The Washington Post recently published an article on how addiction & overdoses traumatizes the parents who are dealing with a son or daughter suffering with a prolonged, chronic addiction / (SUD) substance use disorder. I completely related to the PTSD symptoms, having lived through the nightmare myself. If I had it to do over again, I most definitely would have reached out for support from PAL (Parents of Addicted Loved Ones) and/or counseling on how to deal with the trauma, fear of death of my child, guilt and isolation. The trauma was painful and overwhelming and no one could seem to understand the depth and huge magnitude of carrying this enormous stress around every waking minute of my life.
I also would have gained more information on my legal rights as a grandparent with legal guardianship for my grandson. It was complicating circumstances, because the father of my grandson was/is a “family law attorney”. Grandparents & grandchildren alienation is another causality of addiction. It is hard to imagine that innocent victims like this are permanently removed from one another. Where is the “love” in that?
Nothing about the nightmare I was living for 13 years was “normal”. Normal parents of a “normal family” are not dealing with overdoses, visiting their child incarcerated multiple times, attending court hearings or speaking face to face to with Judges and pleading for help to save their child’s life, hiring lawyers, speaking to ER doctors, addiction specialists, public defenders and prosecutors, law enforcement, clerk of the court, filing involuntary commitment petitions, governors and office of drug control on a regular basis, or planning their child’s funeral. But this was my reality and my life with a daughter (who was also a parent to a young son), suffering with addiction.
The article went on to say;
….. There is this collateral damage of addiction, the impact on those who love and worry about the addict. Many parents don’t survive the midnight calls about arrest, overdose, violence, and hospitalizations, (emotionally intact). Chronic exposure to the stress hormones adrenaline and cortisol often manifests as what is sometimes called complex post-traumatic stress disorder, or C-PTSD, a response to a continuous interpersonal trauma in which the sufferer has been held captive, physically or emotionally. The symptoms include anger and a sense of hopelessness.

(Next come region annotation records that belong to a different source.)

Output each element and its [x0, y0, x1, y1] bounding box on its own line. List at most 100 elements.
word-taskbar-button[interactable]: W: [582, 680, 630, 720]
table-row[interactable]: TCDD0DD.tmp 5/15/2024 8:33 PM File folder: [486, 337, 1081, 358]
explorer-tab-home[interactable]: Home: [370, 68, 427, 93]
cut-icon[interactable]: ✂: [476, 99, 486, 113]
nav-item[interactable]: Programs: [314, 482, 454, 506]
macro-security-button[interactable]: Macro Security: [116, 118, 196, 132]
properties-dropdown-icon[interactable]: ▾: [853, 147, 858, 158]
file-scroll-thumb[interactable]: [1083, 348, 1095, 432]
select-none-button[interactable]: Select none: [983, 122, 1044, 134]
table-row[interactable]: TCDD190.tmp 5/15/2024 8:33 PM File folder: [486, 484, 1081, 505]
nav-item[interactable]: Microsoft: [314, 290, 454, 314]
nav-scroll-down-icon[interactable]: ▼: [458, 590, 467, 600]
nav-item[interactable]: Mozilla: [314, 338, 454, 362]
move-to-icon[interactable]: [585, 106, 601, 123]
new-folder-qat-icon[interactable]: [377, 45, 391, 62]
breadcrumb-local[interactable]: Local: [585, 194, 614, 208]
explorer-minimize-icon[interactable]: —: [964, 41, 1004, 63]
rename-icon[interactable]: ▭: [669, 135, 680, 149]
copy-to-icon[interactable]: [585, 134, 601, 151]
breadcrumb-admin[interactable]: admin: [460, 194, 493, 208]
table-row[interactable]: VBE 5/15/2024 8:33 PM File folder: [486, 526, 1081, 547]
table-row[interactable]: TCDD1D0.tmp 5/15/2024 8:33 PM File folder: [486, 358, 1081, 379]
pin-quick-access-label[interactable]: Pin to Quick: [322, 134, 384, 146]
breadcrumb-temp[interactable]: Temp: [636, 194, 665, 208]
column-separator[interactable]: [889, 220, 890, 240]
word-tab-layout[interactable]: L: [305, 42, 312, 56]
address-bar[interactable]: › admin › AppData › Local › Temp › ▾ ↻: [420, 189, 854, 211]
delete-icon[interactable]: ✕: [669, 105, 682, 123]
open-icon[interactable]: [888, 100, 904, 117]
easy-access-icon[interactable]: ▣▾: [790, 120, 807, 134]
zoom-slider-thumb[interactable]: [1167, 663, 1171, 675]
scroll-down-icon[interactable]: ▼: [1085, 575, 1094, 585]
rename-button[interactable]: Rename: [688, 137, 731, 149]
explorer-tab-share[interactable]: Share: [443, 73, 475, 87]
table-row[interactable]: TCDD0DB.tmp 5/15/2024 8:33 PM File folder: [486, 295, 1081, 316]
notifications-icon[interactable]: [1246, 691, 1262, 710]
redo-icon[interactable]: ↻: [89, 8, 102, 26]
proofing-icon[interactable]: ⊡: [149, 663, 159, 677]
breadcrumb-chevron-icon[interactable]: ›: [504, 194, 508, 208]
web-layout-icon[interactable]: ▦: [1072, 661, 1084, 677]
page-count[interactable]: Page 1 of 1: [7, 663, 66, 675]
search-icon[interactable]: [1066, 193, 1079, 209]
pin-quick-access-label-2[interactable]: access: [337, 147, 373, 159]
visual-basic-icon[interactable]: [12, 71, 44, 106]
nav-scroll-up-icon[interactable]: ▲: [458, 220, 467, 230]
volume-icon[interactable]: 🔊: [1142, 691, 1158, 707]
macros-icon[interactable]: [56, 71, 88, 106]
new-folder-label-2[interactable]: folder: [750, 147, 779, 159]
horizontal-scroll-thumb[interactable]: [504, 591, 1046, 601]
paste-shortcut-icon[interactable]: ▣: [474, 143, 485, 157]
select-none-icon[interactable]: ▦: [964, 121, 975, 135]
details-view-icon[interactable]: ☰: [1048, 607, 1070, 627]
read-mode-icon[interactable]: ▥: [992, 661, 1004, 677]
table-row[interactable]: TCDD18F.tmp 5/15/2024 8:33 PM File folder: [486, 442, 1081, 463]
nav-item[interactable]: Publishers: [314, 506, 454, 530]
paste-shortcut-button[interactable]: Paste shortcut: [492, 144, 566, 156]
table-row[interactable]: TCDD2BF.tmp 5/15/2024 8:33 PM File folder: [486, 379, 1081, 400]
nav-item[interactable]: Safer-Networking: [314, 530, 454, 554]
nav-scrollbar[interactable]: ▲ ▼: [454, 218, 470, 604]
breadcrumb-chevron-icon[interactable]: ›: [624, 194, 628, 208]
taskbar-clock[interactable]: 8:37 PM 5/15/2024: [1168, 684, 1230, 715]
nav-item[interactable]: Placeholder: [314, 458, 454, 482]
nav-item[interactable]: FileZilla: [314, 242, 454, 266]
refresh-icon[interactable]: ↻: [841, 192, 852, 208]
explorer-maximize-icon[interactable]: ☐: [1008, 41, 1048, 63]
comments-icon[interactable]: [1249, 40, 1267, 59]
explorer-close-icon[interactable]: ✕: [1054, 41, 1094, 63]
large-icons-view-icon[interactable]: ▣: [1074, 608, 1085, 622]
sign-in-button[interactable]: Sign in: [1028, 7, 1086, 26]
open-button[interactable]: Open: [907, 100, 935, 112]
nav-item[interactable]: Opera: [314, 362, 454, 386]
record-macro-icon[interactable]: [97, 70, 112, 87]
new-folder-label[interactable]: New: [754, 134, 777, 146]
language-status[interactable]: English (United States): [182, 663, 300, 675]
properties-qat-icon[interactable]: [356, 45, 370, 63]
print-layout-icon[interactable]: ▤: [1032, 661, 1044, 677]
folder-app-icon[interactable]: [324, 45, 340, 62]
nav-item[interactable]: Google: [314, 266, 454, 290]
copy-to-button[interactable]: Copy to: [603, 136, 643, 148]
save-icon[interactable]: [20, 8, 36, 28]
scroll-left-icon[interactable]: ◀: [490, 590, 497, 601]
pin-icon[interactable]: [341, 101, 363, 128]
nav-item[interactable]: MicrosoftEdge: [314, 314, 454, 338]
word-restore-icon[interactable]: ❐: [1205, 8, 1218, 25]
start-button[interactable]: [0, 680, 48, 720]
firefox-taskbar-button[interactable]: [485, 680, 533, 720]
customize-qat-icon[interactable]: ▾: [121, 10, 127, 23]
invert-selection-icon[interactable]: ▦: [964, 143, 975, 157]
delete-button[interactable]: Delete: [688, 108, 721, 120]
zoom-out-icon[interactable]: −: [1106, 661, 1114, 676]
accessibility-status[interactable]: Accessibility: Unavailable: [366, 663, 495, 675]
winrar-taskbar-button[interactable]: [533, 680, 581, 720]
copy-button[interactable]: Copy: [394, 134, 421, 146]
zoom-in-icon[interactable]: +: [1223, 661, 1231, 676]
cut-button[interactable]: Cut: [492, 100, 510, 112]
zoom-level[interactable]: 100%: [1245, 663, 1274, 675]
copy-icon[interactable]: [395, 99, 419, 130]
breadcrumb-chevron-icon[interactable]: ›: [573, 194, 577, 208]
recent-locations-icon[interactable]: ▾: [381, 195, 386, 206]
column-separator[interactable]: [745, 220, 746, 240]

….. “The average parent is traumatized from ‘losing’ their child for years before it becomes a full-blown substance-use disorder, so the PTSD takes some time to form,” says New York neuropsychologist Sanam Hafeez, who studies post-traumatic stress disorder.
“This complex trauma,” she says, develops from “feeling like a failed parent and having to defend their child to others. It is stoked every time parents find themselves being lied to or stolen from, calling 911 or seeing their child unconscious — or worse.”
So there you have it, all summed up in a nice neat article about “those other people”. I hope that it enlightens the readers who may be a bit “judgmental” or look down their noses at “parents who didn’t do their job right”. Trust me, their job was a monumental task that most parents could not possibly comprehend or handle. God bless all parents of addicted sons or daughters and have mercy on their broken, tired and weary souls and pour out grace and strength on grieving parents whose hearts are broken.